Pakistan Coins

Pakistan Coins Coins first appeared in the late Eighth Century B.C. in the Lydia district in Asia Minor. Their appearance was undoubtedly a major economic revolution. In addition,they have proved to be a valuable source of history by furnishing clues to cultural,economic, and political conditions of the time. In the case of ancient Pakistan, the importance of coins as a source of history is further underscored by the paucity of written indigenous historical literature.

Thus it is the find of coins bearing Greek legends in the markets of Rawalpindi in the last century that led to the discovery of Greeks rulers in Pakistan. Long after Alexander the Great, some 39 Greek kings and two queens ruled this land. Their history is preserved only in their coins which are occasionally discovered in the country. In fact, until the coming of the Muslims in the Eighth Century A.D., coins prove a primary source to students of history.

To areas which comprise modern Pakistan, coins were brought by Achaemenian Persians as thet extended their empire eastward up to River Indus. Struck in the reign of Darius I (521-486 B.C.), the Persian coins were in two denominations, the daric of pure gold and the sigloi or shekel of silver.

The early Persian cons carried the same picture - the likeness of King Daruis I in a kneeling position, eith a bow in his left hand and a spear in his right. The reverse side had only a rough incuse caused in the striking. The coins were otherwise uninscribed, and oval in shape, circulating throughout much of Asia until the fall of the Persian Empire.

Alexander the Great swept eastward from Greece, conquered the Persians and marched on through Afghanistan to capture in 326 B.C. the ancient city of Taxila in the Punjab. He brought his own coins, along with other artifacts of Greek culture. The Bactrian Greeks, who ruled briefly after Alecander’s invasion and again for about a century following the decline of the Muryas, laid the foundation of minted coins. From then on every dynasty that came to power in Pakistan was to mint its own coins. The money economy had come to stay.

In terms of variety, rulers of the Kushana empire were fairly prodigious mimisters of coins. On the coins issued by the dynasty’s first ruler, Kujula Kadphises (the Chinese called him Kiu Tsiu-Kio), one may find the Greek dieties Hercules and Zeus, the bull and the two humped camel, or a seated figure considered to be that of Buddha. This early coinage was derived from the last Bactrian Greek ruler Hermaeus whose name and bust appear on the observe and those of Kujula Kadphises on the reverse. Later, the name and the bust of the Kushana ruler appear on either side. In another issue, the bust of the Roman emperors, Augustus (27 B.C. to 14 A.D.) or Claudius (41-54 A.D.), appear on the obverse but with the name of the Kushana king. It would seem that in the wake of international commerce, Roman coins had trickled into Central Asia and Kujula struck some in their imitation. On the other side of the bull and two humped camels coins, Kujula is described as Maharaja (great king) and Rajadhiraja (king of kings), obviously in the Parthian tradition.

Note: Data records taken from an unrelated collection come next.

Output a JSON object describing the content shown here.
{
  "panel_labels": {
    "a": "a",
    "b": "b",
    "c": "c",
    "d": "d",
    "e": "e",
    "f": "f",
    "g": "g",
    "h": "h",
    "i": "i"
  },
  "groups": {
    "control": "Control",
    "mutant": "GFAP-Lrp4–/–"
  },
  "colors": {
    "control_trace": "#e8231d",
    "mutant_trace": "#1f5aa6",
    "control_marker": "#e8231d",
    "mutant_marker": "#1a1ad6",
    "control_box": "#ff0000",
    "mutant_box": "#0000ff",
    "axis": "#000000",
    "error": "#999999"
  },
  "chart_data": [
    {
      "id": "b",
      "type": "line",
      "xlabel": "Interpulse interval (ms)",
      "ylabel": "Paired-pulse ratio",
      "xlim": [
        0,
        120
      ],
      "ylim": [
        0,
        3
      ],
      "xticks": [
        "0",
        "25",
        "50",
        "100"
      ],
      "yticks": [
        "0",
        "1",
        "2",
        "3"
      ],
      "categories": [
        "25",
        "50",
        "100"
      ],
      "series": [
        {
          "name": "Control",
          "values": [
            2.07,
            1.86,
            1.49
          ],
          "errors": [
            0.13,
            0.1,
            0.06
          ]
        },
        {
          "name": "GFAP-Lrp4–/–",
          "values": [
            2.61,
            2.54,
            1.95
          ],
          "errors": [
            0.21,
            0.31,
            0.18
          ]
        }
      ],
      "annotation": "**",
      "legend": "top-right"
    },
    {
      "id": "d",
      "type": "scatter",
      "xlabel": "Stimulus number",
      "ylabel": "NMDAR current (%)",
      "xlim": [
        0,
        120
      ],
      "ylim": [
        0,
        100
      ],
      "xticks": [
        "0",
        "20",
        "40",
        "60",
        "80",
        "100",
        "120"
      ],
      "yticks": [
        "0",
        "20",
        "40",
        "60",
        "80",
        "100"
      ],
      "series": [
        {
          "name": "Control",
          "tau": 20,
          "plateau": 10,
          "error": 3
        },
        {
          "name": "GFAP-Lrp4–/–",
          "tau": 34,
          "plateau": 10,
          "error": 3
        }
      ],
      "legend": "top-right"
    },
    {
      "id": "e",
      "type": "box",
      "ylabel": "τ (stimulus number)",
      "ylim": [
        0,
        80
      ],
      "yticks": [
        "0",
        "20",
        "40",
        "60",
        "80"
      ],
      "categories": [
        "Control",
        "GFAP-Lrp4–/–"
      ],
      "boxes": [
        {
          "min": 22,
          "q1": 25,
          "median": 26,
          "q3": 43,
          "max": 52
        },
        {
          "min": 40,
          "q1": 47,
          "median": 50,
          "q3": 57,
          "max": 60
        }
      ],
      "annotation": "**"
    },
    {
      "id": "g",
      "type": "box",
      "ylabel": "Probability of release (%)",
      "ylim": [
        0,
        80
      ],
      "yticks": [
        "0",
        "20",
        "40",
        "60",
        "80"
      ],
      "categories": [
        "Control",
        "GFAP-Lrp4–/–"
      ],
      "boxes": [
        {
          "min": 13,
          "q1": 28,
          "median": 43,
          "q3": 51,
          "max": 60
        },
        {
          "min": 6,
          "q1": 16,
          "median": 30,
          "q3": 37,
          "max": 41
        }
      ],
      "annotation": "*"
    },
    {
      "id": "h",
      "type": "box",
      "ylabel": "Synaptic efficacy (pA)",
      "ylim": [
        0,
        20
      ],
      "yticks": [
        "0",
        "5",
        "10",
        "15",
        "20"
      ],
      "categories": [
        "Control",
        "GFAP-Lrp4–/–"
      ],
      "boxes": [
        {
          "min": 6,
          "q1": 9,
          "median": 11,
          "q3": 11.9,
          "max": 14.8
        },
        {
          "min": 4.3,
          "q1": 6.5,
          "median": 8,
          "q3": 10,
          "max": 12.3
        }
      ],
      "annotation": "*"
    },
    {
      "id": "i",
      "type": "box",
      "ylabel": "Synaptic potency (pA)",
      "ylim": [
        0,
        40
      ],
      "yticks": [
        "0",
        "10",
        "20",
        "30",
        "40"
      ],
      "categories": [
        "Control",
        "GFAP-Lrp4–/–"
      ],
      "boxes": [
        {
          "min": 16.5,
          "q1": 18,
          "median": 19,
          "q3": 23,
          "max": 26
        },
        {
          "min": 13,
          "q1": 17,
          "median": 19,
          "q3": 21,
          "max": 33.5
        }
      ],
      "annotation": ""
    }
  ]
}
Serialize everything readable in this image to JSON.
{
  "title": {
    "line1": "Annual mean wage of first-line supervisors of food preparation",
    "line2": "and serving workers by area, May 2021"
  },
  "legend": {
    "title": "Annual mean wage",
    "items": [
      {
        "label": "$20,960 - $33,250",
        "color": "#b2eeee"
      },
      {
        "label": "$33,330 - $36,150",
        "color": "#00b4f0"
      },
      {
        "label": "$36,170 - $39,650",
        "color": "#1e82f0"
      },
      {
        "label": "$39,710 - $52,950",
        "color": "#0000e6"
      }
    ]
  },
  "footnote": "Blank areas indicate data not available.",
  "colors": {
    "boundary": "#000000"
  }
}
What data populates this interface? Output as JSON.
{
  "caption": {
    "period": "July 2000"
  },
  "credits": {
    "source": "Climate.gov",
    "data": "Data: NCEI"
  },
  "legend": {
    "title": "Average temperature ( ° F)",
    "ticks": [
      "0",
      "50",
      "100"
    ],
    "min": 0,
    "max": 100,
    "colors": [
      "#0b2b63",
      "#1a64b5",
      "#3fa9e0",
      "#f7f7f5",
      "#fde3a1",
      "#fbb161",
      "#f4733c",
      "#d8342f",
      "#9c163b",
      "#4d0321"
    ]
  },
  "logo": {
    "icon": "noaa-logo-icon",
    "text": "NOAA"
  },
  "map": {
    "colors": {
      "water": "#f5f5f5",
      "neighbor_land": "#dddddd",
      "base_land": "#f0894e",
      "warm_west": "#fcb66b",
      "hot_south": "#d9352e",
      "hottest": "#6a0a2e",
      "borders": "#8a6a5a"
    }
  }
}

Kujula’s successor, Vima, adopted the symbol of Shiva and the bull, which appeared on his and his successors’ coins, and continued in vogue right up to the advent of the Muslim rule.

Vima’s gold coins carry a clear image of the ruler;s head wearing a helmet or a half length fugure hilding the royal scepter or seated on the throne clad in a heavy coat, or finally the standing king, in his national costume of heaby coat and trousers, offering incense on a fire altar. On the reverse are inscribed the royal titles in Kharoshthi meaning”the great king, king of kings, lord of the whole earth, the great god, the protector.”

On other coins, Vima assumes the Greek titles of vasileos baselean soter megus (king of kings, the protector, the great).

Kanishka is considered the greatest of the Kushana rulers. His coins provide evidence of his conversion to Buddhism. The conversion, however, did not make him a bigor. His coins continued to honor the Greek, Sumerian, Elamite, Mithraic, Zoroastrian and Hindu dieties that were worshipped in the various provinces of his far flung empire. His coins show the first definte figure of the Buddha with his name written in Greek. He adopted the Iranian title Shaonanshad (king of kings) in place of the Greek equivalent.